The following will hopefully resonate with many writers (and readers) and is reproduced here to commemorate the 125th anniversary of the publication of Crockett's short story collection 'Bog Myrtle and Peat' (1895)
Republished in 2014 as Volume 15 of the Galloway Collection you can purchase it HERE in paperback or HERE digitally
There is a certain book of mine which no publisher has paid royalty upon, which has never yet been confined in spidery lines upon any paper, a book that is nevertheless the Book of my Youth, of my Love, and of my Heart.
There never was such a book, and in the chill of type certainly there never will be. It has, so far as I know, no title, this unpublished book of mine. For it would need the blood of rubies and the life of diamonds crusted on ivory to set the title of this book.
Mostly I see it in the late night watches, when the twilight verges to the cock-crowing and the universe is silent, stirless, windless, for about the space of one hour. Then the pages of the book are opened a little; and, as one that reads hungrily, hastily, at the bookstall of an impatient vendor a book he cannot buy, so I scan the idylls, the epics, the dramas of the life of man written in words which thrill me as I read. Some are fiercely tender, some yearning and unsatisfying, some bitter in the mouth but afterward sweet in the belly. All are expressed in words so fit and chaste and noble, that each is an immortal poem which would give me deathless fame—could I, alas! but remember.
Then the morning comes, and with the first red I awake to a sense of utter loss and bottomless despair. Once more I have clutched and missed and forgotten. It is gone from me. The imagination of my heart is left unto me desolate. Sometimes indeed when a waking bird—by preference a mavis—sings outside my window, for a little while after I swim upward out of the ocean of sleep, it seems that I might possibly remember one stanza of the deathless words; or even by chance recapture, like the brown speckled thrush, that ‘first fine careless rapture’ of the adorable refrain.
Even when I arise and walk out in the dawn, as is my custom winter and summer, still I have visions of this book of mine, of which I now remember that the mystic name is ‘The Book Sealed.’ Sometimes in these dreams of the morning, as I walk abroad, I find my hands upon the clasps. I touch the binding wax of the seals. When the first rosy fingers of the dawn point upward to the zenith with the sunlight behind them, sanguine like a maid's hand held before a lamp, I catch a farewell glimpse of the hidden pages.
Tales, not poems, are written upon them now. I hear the voices of ‘Them Ones,’ as Irish folk impressively say of the Little People, telling me tales out of the Book Sealed, tales which in the very hearing make a man blush hotly and thrill with hopes mysterious. Such stories as they are!
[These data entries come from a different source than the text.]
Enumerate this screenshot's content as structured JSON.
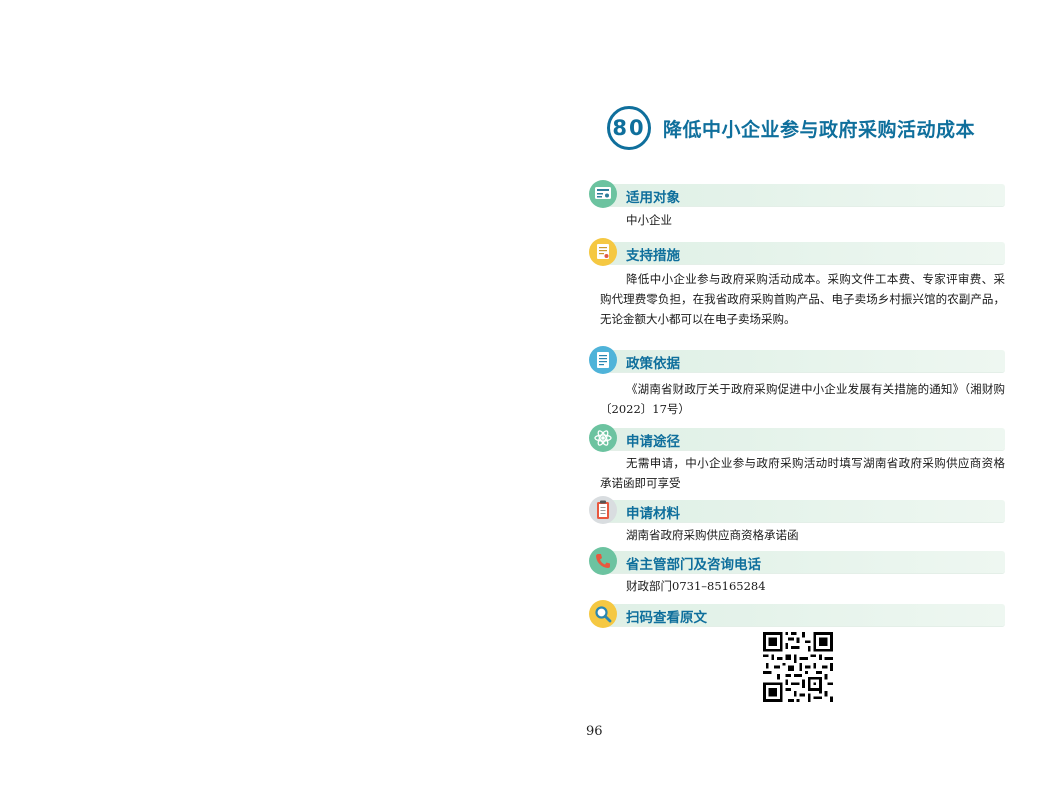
{
  "title": {
    "number": "80",
    "text": "降低中小企业参与政府采购活动成本"
  },
  "sections": [
    {
      "label": "适用对象",
      "icon": "id-card-icon",
      "color": "#6cc3a0",
      "body": "中小企业"
    },
    {
      "label": "支持措施",
      "icon": "certificate-icon",
      "color": "#f5c842",
      "body": "降低中小企业参与政府采购活动成本。采购文件工本费、专家评审费、采购代理费零负担，在我省政府采购首购产品、电子卖场乡村振兴馆的农副产品，无论金额大小都可以在电子卖场采购。"
    },
    {
      "label": "政策依据",
      "icon": "document-icon",
      "color": "#4fb3d9",
      "body": "《湖南省财政厅关于政府采购促进中小企业发展有关措施的通知》（湘财购〔2022〕17号）"
    },
    {
      "label": "申请途径",
      "icon": "atom-icon",
      "color": "#6cc3a0",
      "body": "无需申请，中小企业参与政府采购活动时填写湖南省政府采购供应商资格承诺函即可享受"
    },
    {
      "label": "申请材料",
      "icon": "clipboard-icon",
      "color": "#d9dde0",
      "body": "湖南省政府采购供应商资格承诺函"
    },
    {
      "label": "省主管部门及咨询电话",
      "icon": "phone-icon",
      "color": "#6cc3a0",
      "body": "财政部门0731–85165284"
    },
    {
      "label": "扫码查看原文",
      "icon": "magnifier-icon",
      "color": "#f5c842",
      "body": ""
    }
  ],
  "page_number": "96"
}
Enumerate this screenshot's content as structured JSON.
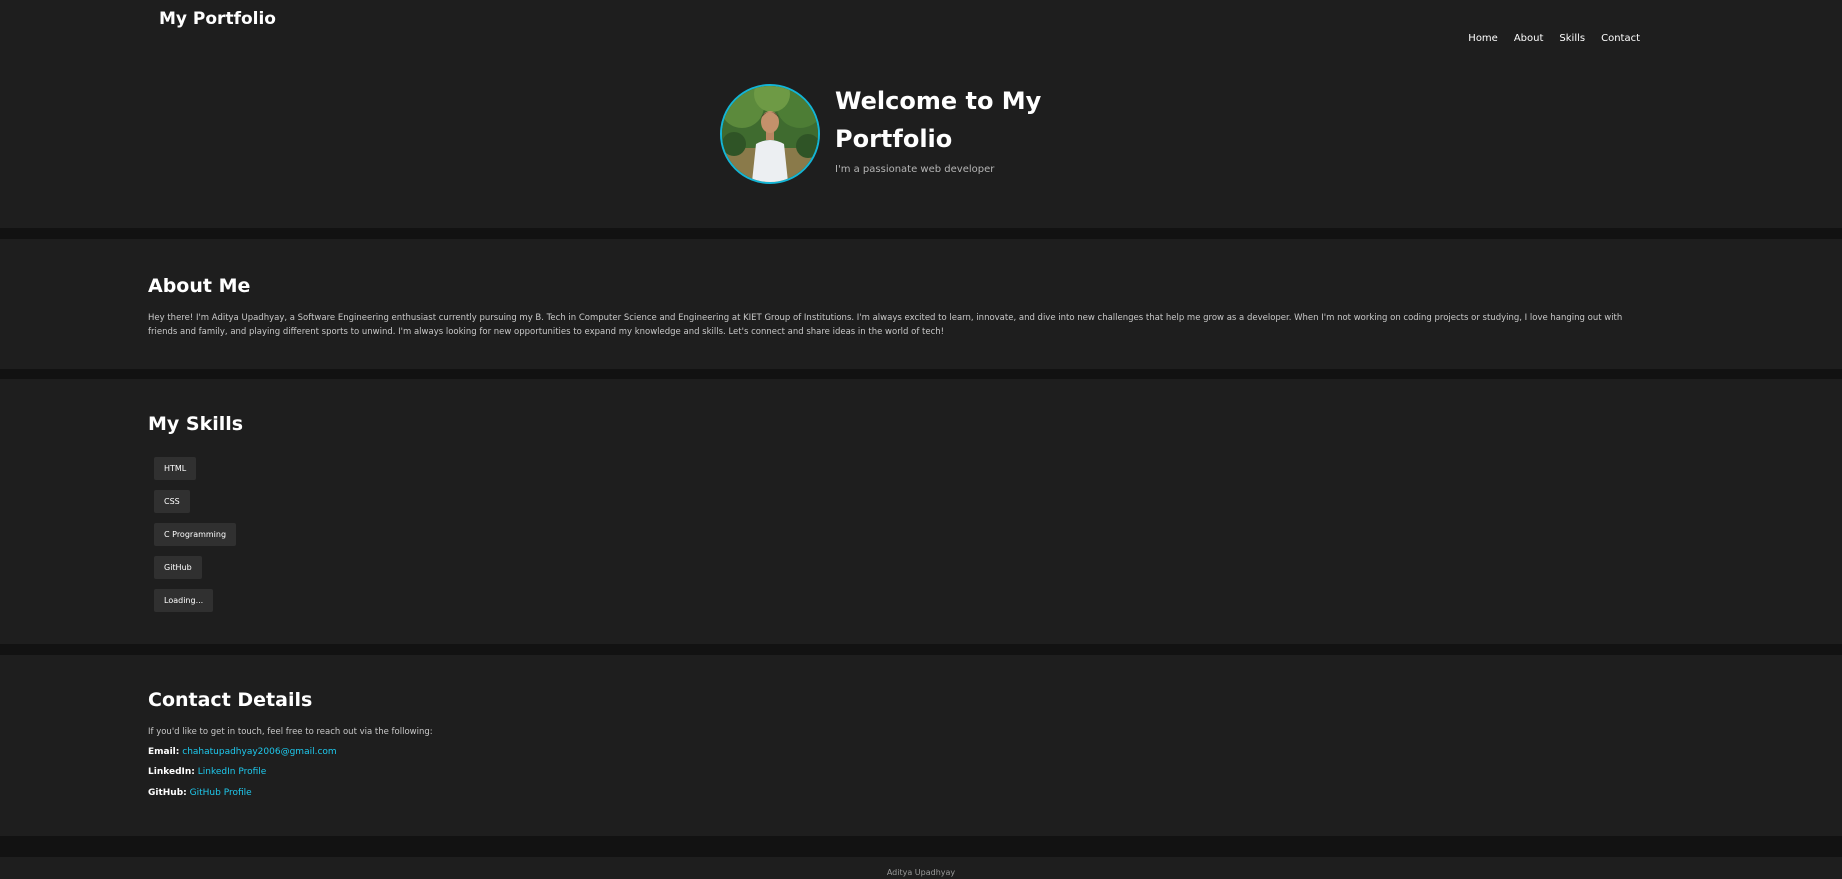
{
  "header": {
    "brand": "My Portfolio",
    "nav": [
      "Home",
      "About",
      "Skills",
      "Contact"
    ]
  },
  "hero": {
    "title": "Welcome to My Portfolio",
    "tagline": "I'm a passionate web developer"
  },
  "about": {
    "title": "About Me",
    "text": "Hey there! I'm Aditya Upadhyay, a Software Engineering enthusiast currently pursuing my B. Tech in Computer Science and Engineering at KIET Group of Institutions. I'm always excited to learn, innovate, and dive into new challenges that help me grow as a developer. When I'm not working on coding projects or studying, I love hanging out with friends and family, and playing different sports to unwind. I'm always looking for new opportunities to expand my knowledge and skills. Let's connect and share ideas in the world of tech!"
  },
  "skills": {
    "title": "My Skills",
    "items": [
      "HTML",
      "CSS",
      "C Programming",
      "GitHub",
      "Loading..."
    ]
  },
  "contact": {
    "title": "Contact Details",
    "intro": "If you'd like to get in touch, feel free to reach out via the following:",
    "email_label": "Email:",
    "email_value": "chahatupadhyay2006@gmail.com",
    "linkedin_label": "LinkedIn:",
    "linkedin_value": "LinkedIn Profile",
    "github_label": "GitHub:",
    "github_value": "GitHub Profile"
  },
  "footer": {
    "text": "Aditya Upadhyay"
  },
  "colors": {
    "page_bg": "#121212",
    "section_bg": "#1e1e1e",
    "skill_bg": "#303030",
    "link": "#1ec8ec",
    "avatar_border": "#13b5d6"
  },
  "icons": {
    "avatar": "profile-photo"
  }
}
The romances of high young blood, of maidens' winsome purity and frank disdain, of strong men who take their lives in hand and hurl themselves upon the push of pikes. And though I cannot grasp more than a hint of the plot, yet as my feet swish through the dewy swathes of the hyacinths or crisp along the frost-bitten snow, a wild thought quickens within me into a belief, that one day I shall hear them all, and tell these tales for my very own so that the world must listen.
But as the rosy fingers of the morn melt and the broad day fares forth, the vision fades, and I who saw and heard must go and sit down to my plain saltless tale. Once I wrote a book, every word of it, in the open air. It was full of the sweet things of the country, so at least as they seemed to me. I saw the hens nestle sleepily in the holes of the bank-side where the dry dust is, and so I wrote it down. I heard the rain drum on the broad leaves over my head, and I wrote that down also. Day after day I rose and wrote in the dawn, and sometimes I seemed to recapture a leaf or a passing glance of a chapter-heading out of the Book Sealed. It came back to me how the girls were kissed and love was made in the days when the Book Sealed was the Book Open, and when I cared not a jot for anything that was written therein. So as well as I could I wrote these things down in the red dawn. And so till the book was done.
Then the day comes when the book is printed and bound, and when the critics write of it after their kind, things good and things evil. But I that have gathered the fairy gold dare not for my life look again within, lest it should be even as they say, and I should find but withered leaves therein. For the sake of the vision of the breaking day and the incommunicable hope, I shall look no more upon it. But ever with the eternal human expectation, I rise and wait the morning and the final opening of the ‘Book Sealed.’